If the smell of smoke from a barbecue pit is the best, the smell of smoke from a burning barbecue restaurant is the worst.
Last June, Jon and Seresa Ivory were called to their Humboldt, Tennessee, restaurant, Sam's Bar-B-Q, at 10 p.m. because of a fire. The fire department extinguished the minor blaze, which had started outside the building. After using heat sensors to ensure the fire was out, the fire department left.
At 2 a.m., the call came again. A fire had started in a different location outside the building, but it was much worse this time. Before being extinguished, it nearly destroyed the restaurant. Overnight, a thriving business with traditions reaching back more than 60 years was brought to a standstill.
Seresa Ivory's father, Sam Donald, began smoking pork in Gibson County in the 1940s. After working for others for years, Sam and his wife, Mary, opened their own restaurant in 1988. Sam died in 2011, and Jon and Seresa took over the business. Their plan then was to keep the business going and, eventually, pass it on to Seresa's daughter, Francesca Martin.
Upon hearing of the fire, Tony Kail, Humboldt resident and author of Meat Fire Wood: The Survival of West Tennessee Barbecue, put out a call for help for the sake of the family and of the community, which was on the verge of losing an institution.
"They are historically tied to one of the deepest barbecue lineages in Gibson County. Sam's is a symbol of an art form that has survived through several generations of family," Kail says.
John T Edge, director of the Southern Foodways Alliance (SFA) at the University of Mississippi, had just written an essay on West Tennessee barbecue, including Sam's, for Garden & Gun magazine. Kail had previously talked barbecue with Edge, and he immediately contacted Edge regarding the fire. Edge then reached out to his fellow members of the Fatback Collective, a group of like-minded lovers of all things swine. The collective didn't hesitate to take on the task of rebuilding Sam's.
Nick Pihakis of Jim 'N Nick's Bar-B-Q brought a crew to Humboldt to survey the site. Although the roof and wood-framed walls had burned, the cinder-block walls still stood. And most important of all, the pit could be saved.
After putting a plan together, Edge went to the SFA, and the food community in general, asking for volunteers. So it was that 20 people found themselves in Humboldt on two hot days in late July. The majority of the work for the volunteers was to load several dumpsters with debris. The restaurant consisted of a room with the pit, an adjoining room where customers placed their orders, and a larger two-story space.

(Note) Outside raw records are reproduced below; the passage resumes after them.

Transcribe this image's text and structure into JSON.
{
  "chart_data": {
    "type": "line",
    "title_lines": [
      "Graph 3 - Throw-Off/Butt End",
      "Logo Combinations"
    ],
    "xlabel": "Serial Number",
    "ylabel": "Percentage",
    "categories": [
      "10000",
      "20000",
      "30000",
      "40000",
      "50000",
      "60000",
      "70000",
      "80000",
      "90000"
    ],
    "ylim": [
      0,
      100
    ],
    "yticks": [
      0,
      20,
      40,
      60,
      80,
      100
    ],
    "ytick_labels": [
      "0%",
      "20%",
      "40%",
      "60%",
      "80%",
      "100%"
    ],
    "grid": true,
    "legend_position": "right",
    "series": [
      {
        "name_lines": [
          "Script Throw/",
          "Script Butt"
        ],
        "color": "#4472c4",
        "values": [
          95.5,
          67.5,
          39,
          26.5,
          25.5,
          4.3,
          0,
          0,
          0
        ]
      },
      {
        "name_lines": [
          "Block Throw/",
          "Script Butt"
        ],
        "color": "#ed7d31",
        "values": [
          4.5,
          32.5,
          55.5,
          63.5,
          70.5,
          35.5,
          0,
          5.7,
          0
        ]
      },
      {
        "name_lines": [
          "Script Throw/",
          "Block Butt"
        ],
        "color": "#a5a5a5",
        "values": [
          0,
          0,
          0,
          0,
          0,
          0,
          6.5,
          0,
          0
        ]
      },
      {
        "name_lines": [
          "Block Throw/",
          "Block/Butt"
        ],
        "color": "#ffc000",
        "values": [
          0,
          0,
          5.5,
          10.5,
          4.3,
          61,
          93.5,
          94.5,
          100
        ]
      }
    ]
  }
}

The lower floor had been a storeroom for items unrelated to the restaurant; its contents had been lost in the blaze. The space above was in the process of being converted into an apartment for Francesca and her children. Fortunately, it suffered only minor smoke damage.
Volunteers began clearing the storeroom with the vision of a new dining room. In the pit room and previous service space, cleanup proceeded under open skies even as more skilled workers were beginning to add trusses for the new roof.
Though the walls and chimney of the pit survived, refurbishing it was the biggest challenge. Decades of accumulated grease and ash formed rock-hard layers inside the potentially fragile pit wall. Alternating bouts of vigorous pickax work and gentle scraping restored the walls to usable condition. With guidance from Jon and Francesca, local masons and iron workers were brought in to line the pit with fire bricks and add a new door.
As a lover of barbecue and a champion of Southern food, Edge is thrilled by the progress that has been made to date: "Sam's is a Tennessee barbecue stalwart with a great back story. It was great to see the town of Humboldt — along with barbecue devotees from around the South — rally to the cause. It was greater still to witness the emergence of next-generation pit master Francesca Martin, known to all who worked the early stages of the rebuild as 'Pit Baby,'" he says.
Seresa Ivory has soldiered on during the entire ordeal, never letting the setback overwhelm her. What has been overwhelming for her is the outpouring of love and assistance. Thanking volunteers at a lunch provided in a local church by the Old Country Store in Jackson, Tennessee, her eyes filled with tears. Later, back at the jobsite, she took a break from working to look on in near disbelief.
"This was a terrible thing, but it has become such a blessing," she says.
Two months into the rebuilding process, the roof is up, and the good kind of smoke is once again rising from the pit. Work on the new and enlarged dining space is well under way, but it's progressing slowly because of typical construction obstacles and because the family is being careful not to overextend themselves. Life continues, however, and the restaurant now serves barbecue from the original small dining room on Thursdays, Fridays, and Saturdays.